We Dance for Life (Pima’tisowin e’ mimtotaman) is based on decolonial relations of collective healing and care that formed through mutual efforts to honour the spirits of Missing and Murdered Indigenous women, girls, and LGBTQ2S+ (MMIWGT2S+) loved ones. Through land- and art-based healing gatherings, the goal is to create safer spaces for decolonial, multi-generational trauma informed healing, building networks of love and resistance that honour the spirits of our loved ones and all our relations.
YWCA Edmonton was honoured to be the host of the We Dance for Life Western Regional Gatherings at Camp Yowochas on the tranquil shores of Lake Wabamun. In 2021, we were able to provide support by hosting two gatherings to provide healing spaces for MMIWGT2S+ families who have not had the opportunity to heal, share or connect with other families. Our goal is to create safer spaces for Indigenous-led, trauma-informed processes to honour the spirits of MMIWGT2S+ loved ones.
Knowing the importance of creating safe spaces for healing and recovery after violent trauma, YWCA Edmonton will continue to work tirelessly to facilitate a healing space for victims of violence to gather, regardless of where they are on their healing journey. Together, We Dance for Life as we help relations move forward to heal with one another for youth and children now and in generations to come.

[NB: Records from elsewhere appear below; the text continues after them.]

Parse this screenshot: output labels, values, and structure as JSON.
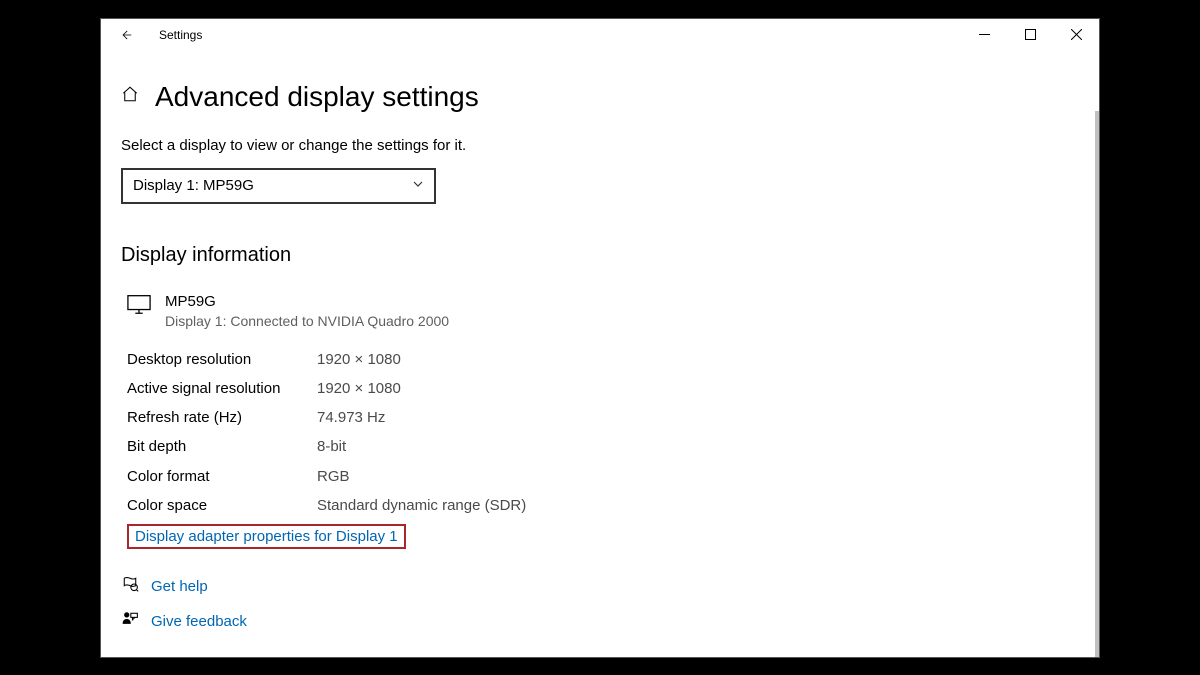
{
  "window": {
    "app_title": "Settings"
  },
  "page": {
    "title": "Advanced display settings",
    "instruction": "Select a display to view or change the settings for it."
  },
  "dropdown": {
    "selected": "Display 1: MP59G"
  },
  "section": {
    "title": "Display information"
  },
  "monitor": {
    "name": "MP59G",
    "subtitle": "Display 1: Connected to NVIDIA Quadro 2000"
  },
  "info": {
    "desktop_resolution_label": "Desktop resolution",
    "desktop_resolution_value": "1920 × 1080",
    "active_signal_label": "Active signal resolution",
    "active_signal_value": "1920 × 1080",
    "refresh_rate_label": "Refresh rate (Hz)",
    "refresh_rate_value": "74.973 Hz",
    "bit_depth_label": "Bit depth",
    "bit_depth_value": "8-bit",
    "color_format_label": "Color format",
    "color_format_value": "RGB",
    "color_space_label": "Color space",
    "color_space_value": "Standard dynamic range (SDR)"
  },
  "adapter_link": "Display adapter properties for Display 1",
  "help": {
    "get_help": "Get help",
    "give_feedback": "Give feedback"
  }
}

YWCA Edmonton is honoured to have renowned Indigenous journalist Brandi Morin as our Keynote Speaker at this year’s Rose Breakfast to shed more light on the MMIWG2S+ crisis. Brandi Morin is an award-winning Cree/Iroquois/French journalist from Treaty 6 near Edmonton, Alberta. She is one of Canada’s leading journalistic voices on Indigenous issues, and has had her stories appear in numerous publications, including the New York Times, the Guardian and the Toronto Star. Her work on the urgent crisis of Missing and Murdered Indigenous Women, Girls and Two- Spirit people (MMIWG2S+) is ground-breaking. Brandi is also a MMIWG2S+ survivor.